I had an unpleasure with working in https://prevayler.org for two years which is an in-memory database which bases on Java serialization. Server startup was taking about 20 minutes, same shutdown. Servers required a special kind of very expensive RAM to ensure data is not lost. Also there was no CI (what are tests? code reviews?), CD (copy .java files to server with ssh, compile it there and manually run a jar) or any kind of task mangement like Jira (e-mails are the way), but that’s a different story. Never again.

1 Like

That being said, it was 10000 times faster than SQL-based databases. With current caching techniques the differnce probably isn’t so big.

Thanks for sharing this experience. I’m not talking about in-memory database, though, but keeping the data in the regular Kotlin-code (in constants and variables), no db layer.

This is exactly how Prevayler works. You have a singleton “Repository” class which contains just collections, objects etc… You can access it for reading just as regular Java/kotlin objects, that’s why it is so fast. It uses a command pattern to modify data which somehow ensures ACID because commands are immediately serialized. This is actually quite smart.
Like this:

object Repository {
   var users: MutableList<User>;
}
1 Like

I see. Then it’s similar to my solution.

I agree, this is a silly idea, that will bite you in the ass very soon.

2 Likes

We will see. It’s anyways pretty easy to change to using a document database and save the objects as JSON there. Will let you know (if my apps grows (praying to Jesus)) about how this goes.

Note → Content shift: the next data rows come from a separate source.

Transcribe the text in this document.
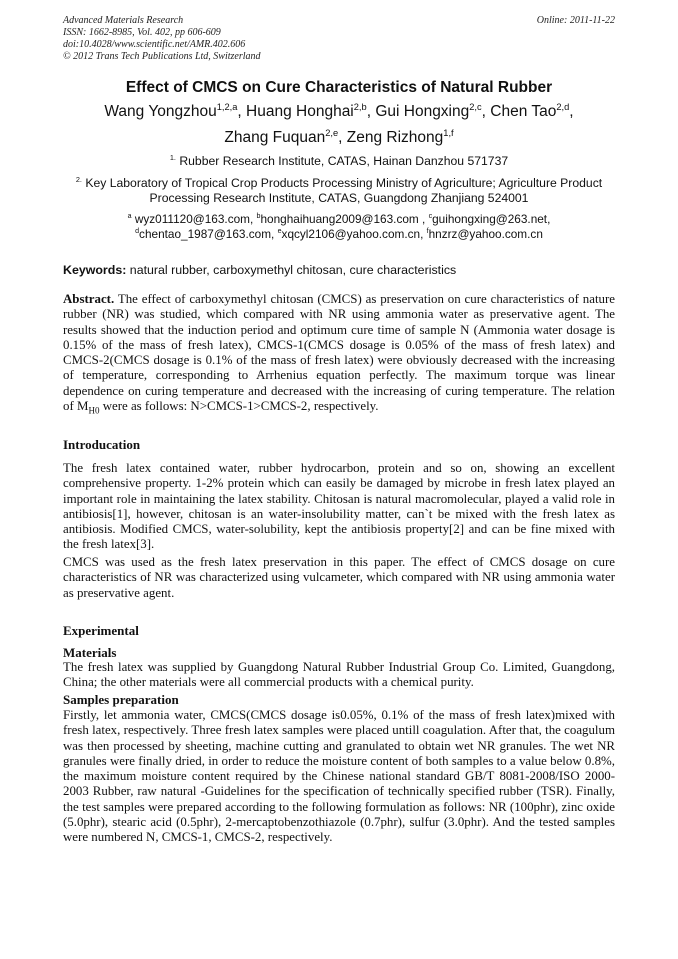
Advanced Materials Research
ISSN: 1662-8985, Vol. 402, pp 606-609
doi:10.4028/www.scientific.net/AMR.402.606
© 2012 Trans Tech Publications Ltd, Switzerland
Online: 2011-11-22
Effect of CMCS on Cure Characteristics of Natural Rubber
Wang Yongzhou$^{1,2,a}$, Huang Honghai$^{2,b}$, Gui Hongxing$^{2,c}$, Chen Tao$^{2,d}$,
Zhang Fuquan$^{2,e}$, Zeng Rizhong$^{1,f}$
$^{1.}$ Rubber Research Institute, CATAS, Hainan Danzhou 571737
$^{2.}$ Key Laboratory of Tropical Crop Products Processing Ministry of Agriculture; Agriculture Product
Processing Research Institute, CATAS, Guangdong Zhanjiang 524001
$^a$ wyz011120@163.com, $^b$honghaihuang2009@163.com , $^c$guihongxing@263.net,
$^d$chentao_1987@163.com, $^e$xqcyl2106@yahoo.com.cn, $^f$hnzrz@yahoo.com.cn
Keywords: natural rubber, carboxymethyl chitosan, cure characteristics
Abstract. The effect of carboxymethyl chitosan (CMCS) as preservation on cure characteristics of nature rubber (NR) was studied, which compared with NR using ammonia water as preservative agent. The results showed that the induction period and optimum cure time of sample N (Ammonia water dosage is 0.15% of the mass of fresh latex), CMCS-1(CMCS dosage is 0.05% of the mass of fresh latex) and CMCS-2(CMCS dosage is 0.1% of the mass of fresh latex) were obviously decreased with the increasing of temperature, corresponding to Arrhenius equation perfectly. The maximum torque was linear dependence on curing temperature and decreased with the increasing of curing temperature. The relation of $M_{H0}$ were as follows: N>CMCS-1>CMCS-2, respectively.
Introducation
The fresh latex contained water, rubber hydrocarbon, protein and so on, showing an excellent comprehensive property. 1-2% protein which can easily be damaged by microbe in fresh latex played an important role in maintaining the latex stability. Chitosan is natural macromolecular, played a valid role in antibiosis[1], however, chitosan is an water-insolubility matter, can`t be mixed with the fresh latex as antibiosis. Modified CMCS, water-solubility, kept the antibiosis property[2] and can be fine mixed with the fresh latex[3].
CMCS was used as the fresh latex preservation in this paper. The effect of CMCS dosage on cure characteristics of NR was characterized using vulcameter, which compared with NR using ammonia water as preservative agent.
Experimental
Materials
The fresh latex was supplied by Guangdong Natural Rubber Industrial Group Co. Limited, Guangdong, China; the other materials were all commercial products with a chemical purity.
Samples preparation
Firstly, let ammonia water, CMCS(CMCS dosage is0.05%, 0.1% of the mass of fresh latex)mixed with fresh latex, respectively. Three fresh latex samples were placed untill coagulation. After that, the coagulum was then processed by sheeting, machine cutting and granulated to obtain wet NR granules. The wet NR granules were finally dried, in order to reduce the moisture content of both samples to a value below 0.8%, the maximum moisture content required by the Chinese national standard GB/T 8081-2008/ISO 2000-2003 Rubber, raw natural -Guidelines for the specification of technically specified rubber (TSR). Finally, the test samples were prepared according to the following formulation as follows: NR (100phr), zinc oxide (5.0phr), stearic acid (0.5phr), 2-mercaptobenzothiazole (0.7phr), sulfur (3.0phr). And the tested samples were numbered N, CMCS-1, CMCS-2, respectively.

I don’t think this is true. The problem here is not how do you store the data underneath. It doesn’t really matter if you use JSON or some binary format, document database or local files. The main problem here is that you don’t control when you save/load data. Normally, when using databases we make changes using transactions which provide isolation, atomicity and data consistency. But the code has to cooperate with the process, it has to know when to start and commit the transaction, all data loading/saving has to be explicit. To fix the problem you will need to rework the whole code that touches the data in the DB.

1 Like

This is really a good reason for doing dependency inversion for your persistence. Even if you’re not going total Clean Architecture, a simple Repository pattern interface would protect from switching to another storage solution.

This is the part that makes red flags go up for me. I would argue for creating a quick and straightforward custom storage solution and skipping databases is fine… only if you protect your code from knowing about it. I take this quote to mean you allow your code to know that it’s loading/saving JSON.

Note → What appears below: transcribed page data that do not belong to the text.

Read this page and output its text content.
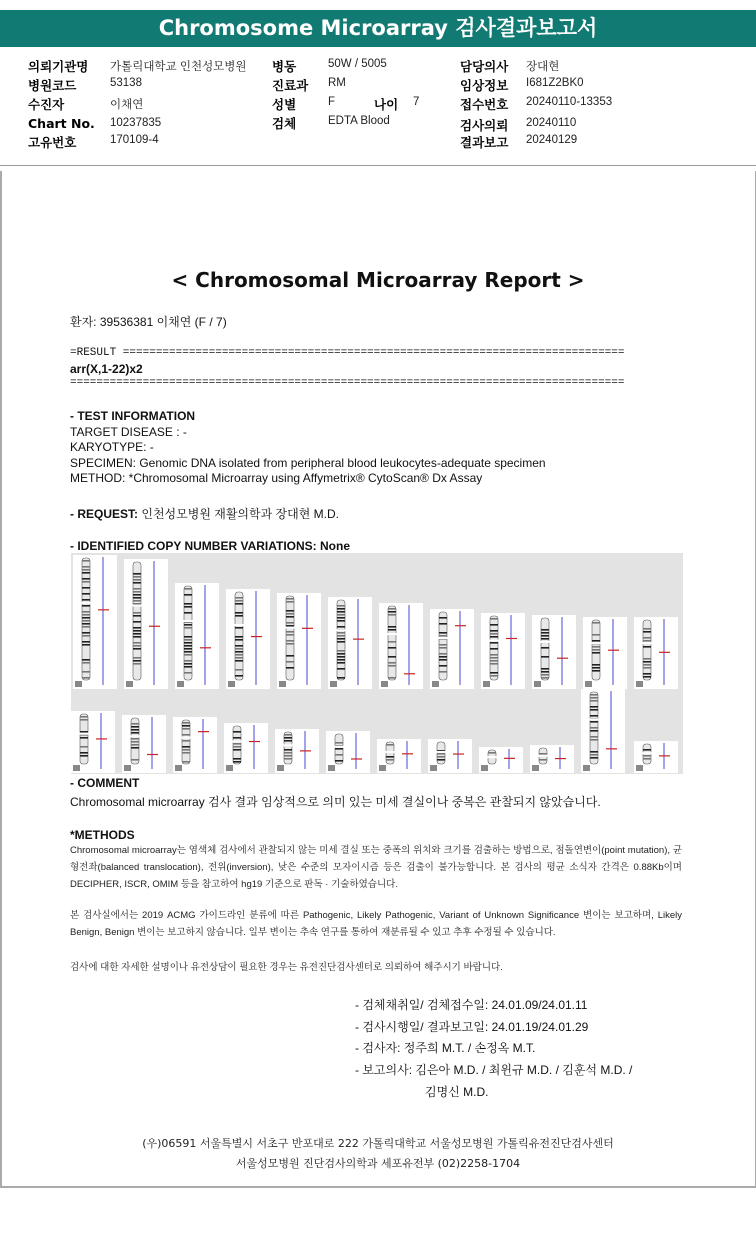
Chromosome Microarray 검사결과보고서
의뢰기관명 가톨릭대학교 인천성모병원
병원코드	53138
수진자	이채연
Chart No. 10237835
고유번호	170109-4
병동	50W / 5005
진료과 RM
성별	F	나이 7
검체	EDTA Blood
담당의사 장대현
임상정보 I681Z2BK0
접수번호 20240110-13353
검사의뢰 20240110
결과보고 20240129
< Chromosomal Microarray Report >
환자: 39536381 이채연 (F / 7)
=RESULT ============================================================================
arr(X,1-22)x2
====================================================================================
- TEST INFORMATION
TARGET DISEASE : -
KARYOTYPE: -
SPECIMEN: Genomic DNA isolated from peripheral blood leukocytes-adequate specimen
METHOD: *Chromosomal Microarray using Affymetrix® CytoScan® Dx Assay
- REQUEST: 인천성모병원 재활의학과 장대현 M.D.
- IDENTIFIED COPY NUMBER VARIATIONS: None
- COMMENT
Chromosomal microarray 검사 결과 임상적으로 의미 있는 미세 결실이나 중복은 관찰되지 않았습니다.
*METHODS
Chromosomal microarray는 염색체 검사에서 관찰되지 않는 미세 결실 또는 중폭의 위치와 크기를 검출하는 방법으로, 점돌연변이(point mutation), 균형전좌(balanced translocation), 전위(inversion), 낮은 수준의 모자이시즘 등은 검출이 불가능합니다. 본 검사의 평균 소식자 간격은 0.88Kb이며 DECIPHER, ISCR, OMIM 등을 참고하여 hg19 기준으로 판독 · 기술하였습니다.
본 검사실에서는 2019 ACMG 가이드라인 분류에 따른 Pathogenic, Likely Pathogenic, Variant of Unknown Significance 변이는 보고하며, Likely Benign, Benign 변이는 보고하지 않습니다. 일부 변이는 추속 연구를 통하여 재분류될 수 있고 추후 수정될 수 있습니다.
검사에 대한 자세한 설명이나 유전상담이 필요한 경우는 유전진단검사센터로 의뢰하여 해주시기 바랍니다.
- 검체채취일/ 검체접수일: 24.01.09/24.01.11
- 검사시행일/ 결과보고일: 24.01.19/24.01.29
- 검사자: 정주희 M.T. / 손정옥 M.T.
- 보고의사: 김은아 M.D. / 최윈규 M.D. / 김훈석 M.D. /
김명신 M.D.
(우)06591 서울특별시 서초구 반포대로 222 가톨릭대학교 서울성모병원 가톨릭유전진단검사센터
서울성모병원 진단검사의학과 세포유전부 (02)2258-1704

Another example of a simple and quick storage solution, Java supports reading and reading/writing files for Properties classes, which is essentially just a Map<String, Serializable>. I see no problem using this as your backing persistence in the beginning because it’s hidden behind the interface and is interacted with only via model classes.

I’d be concerned to see any mention of the underlying persistence choice infecting much of the code (which could also happen when using ORM libraries). I’m not as concerned about making use of DB features or saving on an interval.

It should be pretty easy with my usecase:

get("/") {
  val userSession = getUserSessionFromDb(call)
  userSession.doWhateverYouWantAndItWillAllGetStoredAutomatically()
  saveUserSessionToDb(userSession)
}

For SAAS apps it should also be pretty easy: Users can simply wait in turn, if two requests come in at the same time, the second can wait until the first finishes.